New Move, New Therapist, New School

Each PCS as a military family means searching for an SLP familiar with treating apraxia. Because it’s a rare disorder, most SLPs only have a peripheral understanding of the disorder and very rarely have experience treating children with apraxia. That’s frustrating. Even more frustrating is that school-based speech therapy does not reflect evidence-based therapies for children with apraxia, and, AGAIN, I’m educating professionals about what he needs to progress. To complicate matters, he received an additional diagnosis of dysarthria (yet another motor speech disorder) just a few years ago.

Challenges and Triumphs

Our journey as a family with a child with CAS consists of challenges and triumphs. Progress is slow and gradual. My son, and anyone he encounters, needs patience and persistence. Every small improvement in his speech clarity and communication skills is cause to celebrate.

For many children with CAS, early intervention and ongoing speech therapy significantly improves their communication abilities. As Jackson gains confidence in his speech abilities, he can better participate in social interactions, school life, and everyday activities. Just recently, he’s started being funny and coy. Like if I ask him to get ready for bed or say it’s time to leave, he’ll respond with “no thanks!” or “I’m busy!” with a huge smile and giggles.

The greatest challenge is seeing my son struggle to speak. He still has quite limited verbal skills, and, as always, I’m still learning how his disabilities intersect and affect him as he develops. Last summer, I decided he wasn’t going to speech therapy over the summer – we all needed a break. His recent growth spurt and move into 7th grade next year have spurred me to pursue therapies once again. He needs it, but most of all, he deserves it. I’m far better equipped mentally and emotionally than I was seven years ago.

Advocating for Awareness and Support

Raising awareness about CAS is essential for early identification and access to appropriate interventions. Educating parents, educators, and healthcare professionals about the signs and symptoms of CAS helps ensure children receive timely evaluations and support. CAS presents unique challenges, but with early intervention and dedicated speech therapy, children with CAS can make significant strides in their communication abilities. Every child needs support on their journey to unlock the power of speech and communication, ultimately providing an avenue to connect with the world around them. 

Here’s the hard part – new information comes out all the time. I do what I can to keep up with new information, but it is exhausting and frustrating when new information differs from what I thought I knew. All these years and sometimes I feel like I’m at square one. But this is what it is. My kids’ disabilities will change as they age and it’s up to me to seek knowledgeable professionals to weigh in. New information might bring greater insight, a different approach, and most importantly, a greater chance at Jackson becoming fully verbal one day.

About the Author: Crystal Mahany

A proud wife to an Army Aviator, Crystal has served the military community in many capacities over the last 21+ years and is committed to serving until and beyond her soldier’s retirement. She strongly believes in serving military families and the surrounding community at each duty station.
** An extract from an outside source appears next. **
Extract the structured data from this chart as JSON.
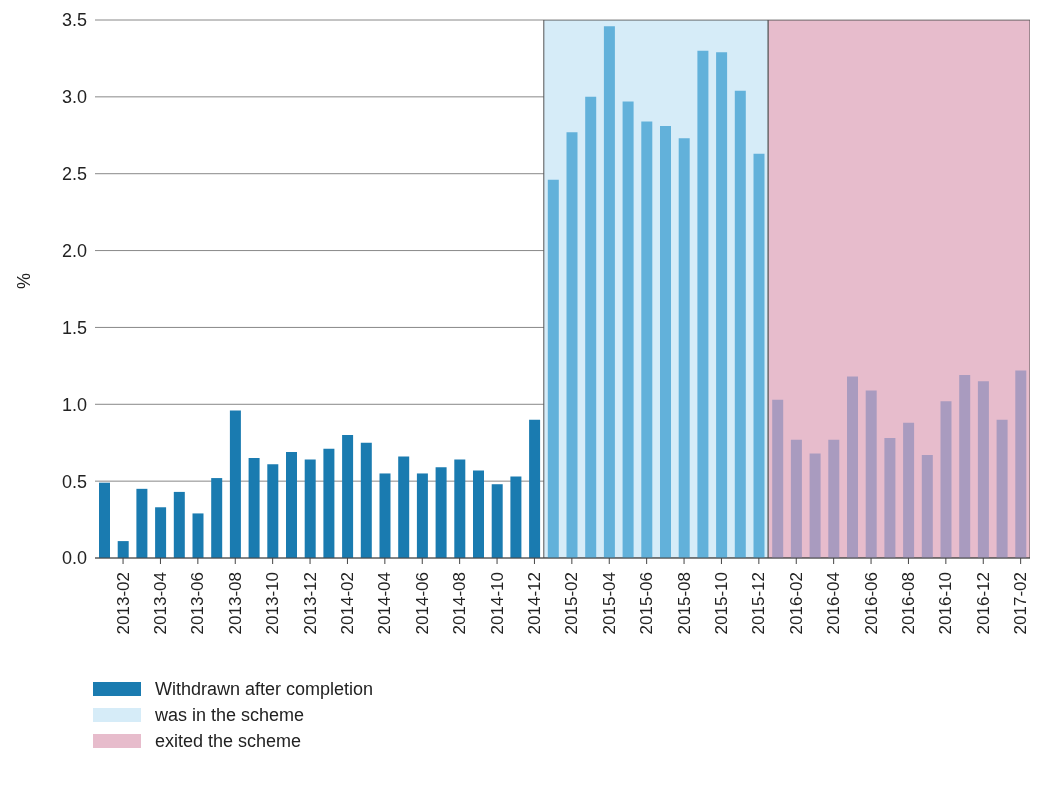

In 2014, doctors diagnosed her oldest son with a rare speech disorder and Autism. Two years later, they diagnosed her youngest son with the same speech disorder. These diagnoses thrust her family into the Special Needs and Special Education community. Driven by her passion to help, Crystal returned to school and focused her research on Civil Rights, Disability Rights, and Special Education Law.
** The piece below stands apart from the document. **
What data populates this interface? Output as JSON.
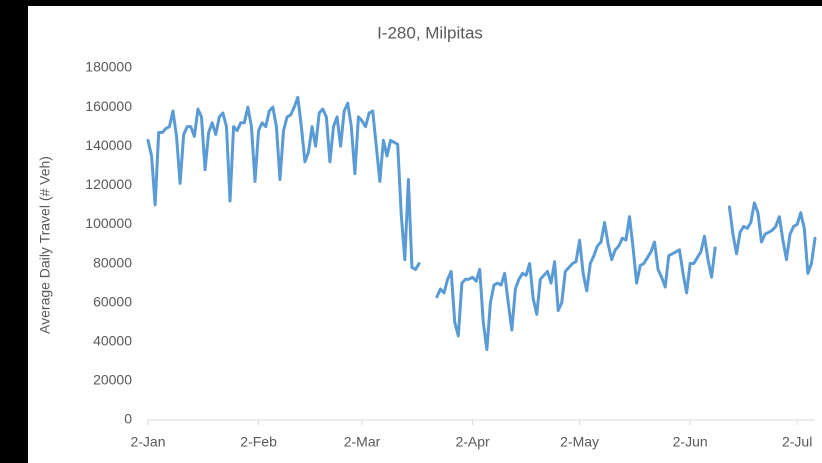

Crystal has worked as a paralegal, advocate, and legal analyst in Special Education Law, facilitated panel discussions on protecting the most vulnerable, and taught courses on Special Education as a Civil Right, the importance of the 10th Amendment, and Disability as a Tenet of Diversity. She has been with Partners In PROMISE since its founding and currently serves as the Research Editor, Legal Analyst, and Parent Mentor. Crystal is deeply committed to policy changes to advance education policy and Disability Rights and works as Adjunct Faculty at The George Washington University.